O encontro foi amplamente divulgado pela imprensa, incluindo veículos de amplo alcance como VEJA, Folha de S.Paulo, O Globo e O Estado de São Paulo. Parte do apelo veio do fato de que a ex-primeira-dama Michelle Bolsonaro e o deputado federal Eduardo Bolsonaro (PL-SP), que viajaram aos EUA como representantes do ex-presidente Jair Bolsonaro — impedido de viajar pelo STF —, não tiveram a oportunidade de fazer nenhum registro com o mandatário americano.
Horas após a repercussão, porém, descobriu-se que o vídeo não havia sido gravado durante a posse de Trump, em Washington, mas em ocasião anterior, no luxuoso resort do magnata em Mar-a-Lago, na Flórida. Nas imagens, os detalhes do ambiente são perfeitamente compatíveis com a mansão, e não com o Capitólio dos EUA (palco do evento oficial) ou o Capital One Arena, onde o presidente discursou antes da cerimônia de Estado e compareceu a um baile depois.
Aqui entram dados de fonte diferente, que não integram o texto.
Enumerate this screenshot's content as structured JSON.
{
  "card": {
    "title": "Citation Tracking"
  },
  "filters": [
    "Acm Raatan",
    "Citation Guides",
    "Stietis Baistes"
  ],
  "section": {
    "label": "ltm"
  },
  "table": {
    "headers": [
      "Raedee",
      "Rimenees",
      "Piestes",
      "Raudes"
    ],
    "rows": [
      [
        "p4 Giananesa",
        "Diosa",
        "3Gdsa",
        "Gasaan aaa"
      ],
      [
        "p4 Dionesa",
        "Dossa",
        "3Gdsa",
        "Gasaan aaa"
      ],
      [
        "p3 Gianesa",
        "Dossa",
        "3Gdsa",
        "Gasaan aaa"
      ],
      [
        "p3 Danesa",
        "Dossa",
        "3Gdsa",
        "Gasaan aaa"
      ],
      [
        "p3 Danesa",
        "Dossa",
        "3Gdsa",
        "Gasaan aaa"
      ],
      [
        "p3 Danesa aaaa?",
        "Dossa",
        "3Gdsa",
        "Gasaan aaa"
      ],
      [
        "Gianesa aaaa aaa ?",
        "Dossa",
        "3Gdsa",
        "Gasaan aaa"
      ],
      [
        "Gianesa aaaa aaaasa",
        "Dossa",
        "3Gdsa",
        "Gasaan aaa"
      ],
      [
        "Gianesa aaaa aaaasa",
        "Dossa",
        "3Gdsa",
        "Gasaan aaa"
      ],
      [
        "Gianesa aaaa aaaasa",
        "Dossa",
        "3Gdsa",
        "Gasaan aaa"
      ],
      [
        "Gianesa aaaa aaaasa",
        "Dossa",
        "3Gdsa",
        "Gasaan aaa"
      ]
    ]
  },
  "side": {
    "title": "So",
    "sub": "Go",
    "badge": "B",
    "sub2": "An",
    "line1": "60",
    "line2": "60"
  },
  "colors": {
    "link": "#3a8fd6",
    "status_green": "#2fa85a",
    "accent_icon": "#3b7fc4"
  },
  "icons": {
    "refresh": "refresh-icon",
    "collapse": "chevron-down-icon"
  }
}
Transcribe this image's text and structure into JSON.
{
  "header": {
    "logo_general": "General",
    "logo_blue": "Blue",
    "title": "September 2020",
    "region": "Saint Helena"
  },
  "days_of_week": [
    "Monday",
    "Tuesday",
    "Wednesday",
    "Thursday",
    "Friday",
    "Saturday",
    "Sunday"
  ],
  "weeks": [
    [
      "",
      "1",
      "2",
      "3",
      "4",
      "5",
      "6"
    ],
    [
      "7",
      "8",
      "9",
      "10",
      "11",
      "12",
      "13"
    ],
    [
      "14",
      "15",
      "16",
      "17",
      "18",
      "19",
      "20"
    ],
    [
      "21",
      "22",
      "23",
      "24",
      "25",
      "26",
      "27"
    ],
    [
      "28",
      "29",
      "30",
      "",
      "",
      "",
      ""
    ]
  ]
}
Farsa foi cuidadosamente elaborada
Longe de ser um acidente, a “malandragem” de Marçal foi meticulosamente armada para induzir o receptador ao erro. Nos dias anteriores, o coach, de fato, esteve nos EUA, onde registrou dezenas de vídeos e fotos trajando exatamente as mesmas roupas que usava na gravação antiga com Trump.
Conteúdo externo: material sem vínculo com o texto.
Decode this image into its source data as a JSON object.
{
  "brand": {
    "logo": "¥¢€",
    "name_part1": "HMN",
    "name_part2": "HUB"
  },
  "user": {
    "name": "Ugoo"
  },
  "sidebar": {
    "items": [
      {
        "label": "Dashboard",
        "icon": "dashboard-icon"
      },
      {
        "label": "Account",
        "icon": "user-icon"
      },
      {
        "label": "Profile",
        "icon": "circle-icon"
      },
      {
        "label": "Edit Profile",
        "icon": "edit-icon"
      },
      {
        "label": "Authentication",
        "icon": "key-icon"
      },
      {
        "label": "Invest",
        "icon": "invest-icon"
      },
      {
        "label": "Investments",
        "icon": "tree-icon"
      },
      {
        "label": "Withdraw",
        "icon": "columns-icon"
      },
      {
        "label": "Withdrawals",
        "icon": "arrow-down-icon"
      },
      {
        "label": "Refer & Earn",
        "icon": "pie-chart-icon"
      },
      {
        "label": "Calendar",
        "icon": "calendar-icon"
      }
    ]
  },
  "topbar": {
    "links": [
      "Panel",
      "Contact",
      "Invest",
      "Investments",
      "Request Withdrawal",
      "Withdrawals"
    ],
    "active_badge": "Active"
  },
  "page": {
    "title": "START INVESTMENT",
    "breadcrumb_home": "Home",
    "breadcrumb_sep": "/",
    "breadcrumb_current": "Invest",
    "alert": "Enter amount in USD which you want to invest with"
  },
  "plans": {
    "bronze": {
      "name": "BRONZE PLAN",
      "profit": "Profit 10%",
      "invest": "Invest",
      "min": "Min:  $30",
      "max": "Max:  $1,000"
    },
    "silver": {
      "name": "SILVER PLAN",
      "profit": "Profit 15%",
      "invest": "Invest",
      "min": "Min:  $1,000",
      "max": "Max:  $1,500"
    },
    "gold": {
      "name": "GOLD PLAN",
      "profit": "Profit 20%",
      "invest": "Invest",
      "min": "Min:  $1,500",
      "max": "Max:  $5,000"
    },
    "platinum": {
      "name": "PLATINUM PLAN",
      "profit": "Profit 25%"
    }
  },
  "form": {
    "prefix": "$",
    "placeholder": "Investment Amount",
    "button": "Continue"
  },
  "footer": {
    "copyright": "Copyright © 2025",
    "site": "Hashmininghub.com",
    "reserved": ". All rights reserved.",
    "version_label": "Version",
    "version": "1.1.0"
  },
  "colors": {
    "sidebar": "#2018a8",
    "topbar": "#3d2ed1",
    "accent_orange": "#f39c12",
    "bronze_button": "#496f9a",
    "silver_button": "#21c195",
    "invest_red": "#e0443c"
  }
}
A publicação ocorreu no início da tarde de terça-feira, menos de 24 horas após a posse do presidente americano. O próprio Marçal fez comentários na postagem sobre a dificuldade de conseguir o registro. Até a veiculação desta reportagem, o vídeo já havia alcançado mais de 17 milhões de visualizações e quase 800.000 curtidas, com diversas respostas de apoiadores exaltando o feito do coach, que, em nenhum momento, informou que as imagens não eram recentes.

A assessoria de Marçal, tampouco, fez questão de ressaltar que o breve encontro não era recente. O comunicado enviado a jornalistas se resume a exaltar o encontro entre os dois políticos, alegando que esta teria sido a terceira vez em que o brasileiro encontrara o americano, além de reforçar as declarações de que “o serviço secreto” dos EUA havia dificultado a abordagem e aplaudir “a crescente influência de Marçal no cenário político internacional”.
A reportagem de VEJA procurou Pablo Marçal e sua equipe para esclarecer a data exata em que o vídeo foi gravado, mas ainda não obteve resposta do coach ou de seus assessores. Questionada, a sua assessoria respondeu apenas: “Ele não deu detalhes ainda sobre local e data, mas pode deixar que qualquer nova informação que eu conseguir passo para você”. E não atendeu a nenhuma ligação para falar sobre o episódio.
Histórico de mentiras
Durante a campanha eleitoral de 2024, enquanto candidato à prefeitura paulistana, o coach mentiu sistematicamente sobre o suposto abuso de cocaína pelo rival Guilherme Boulos (PSOL) — às vésperas da votação, o influenciador chegou a divulgar um laudo forjado de internação por overdose do deputado federal.
Também no período eleitoral do ano passado, após o infame episódio da “cadeirada” que recebeu do adversário José Luiz Datena (PSDB) durante um debate, Marçal alegou que a agressão lhe causara fraturas nas costelas e disseminou um falso raio X do tórax — registro que, após checagem, revelou-se retirado de um banco de imagens para divulgação.
Ainda na época das eleições, o coach protagonizou embates com bolsonaristas por afirmar, em diversas ocasiões, que tinha o apoio de Jair Bolsonaro e seus familiares. Em uma das falácias, publicou trecho de uma entrevista de Eduardo Bolsonaro, em vídeo, na qual o parlamentar o chama de “muito inteligente” e parece endossar sua candidatura, deixando de fora as partes em que o filho Zero Três do ex-presidente diz não confiar em Marçal e não apoiá-lo à prefeitura.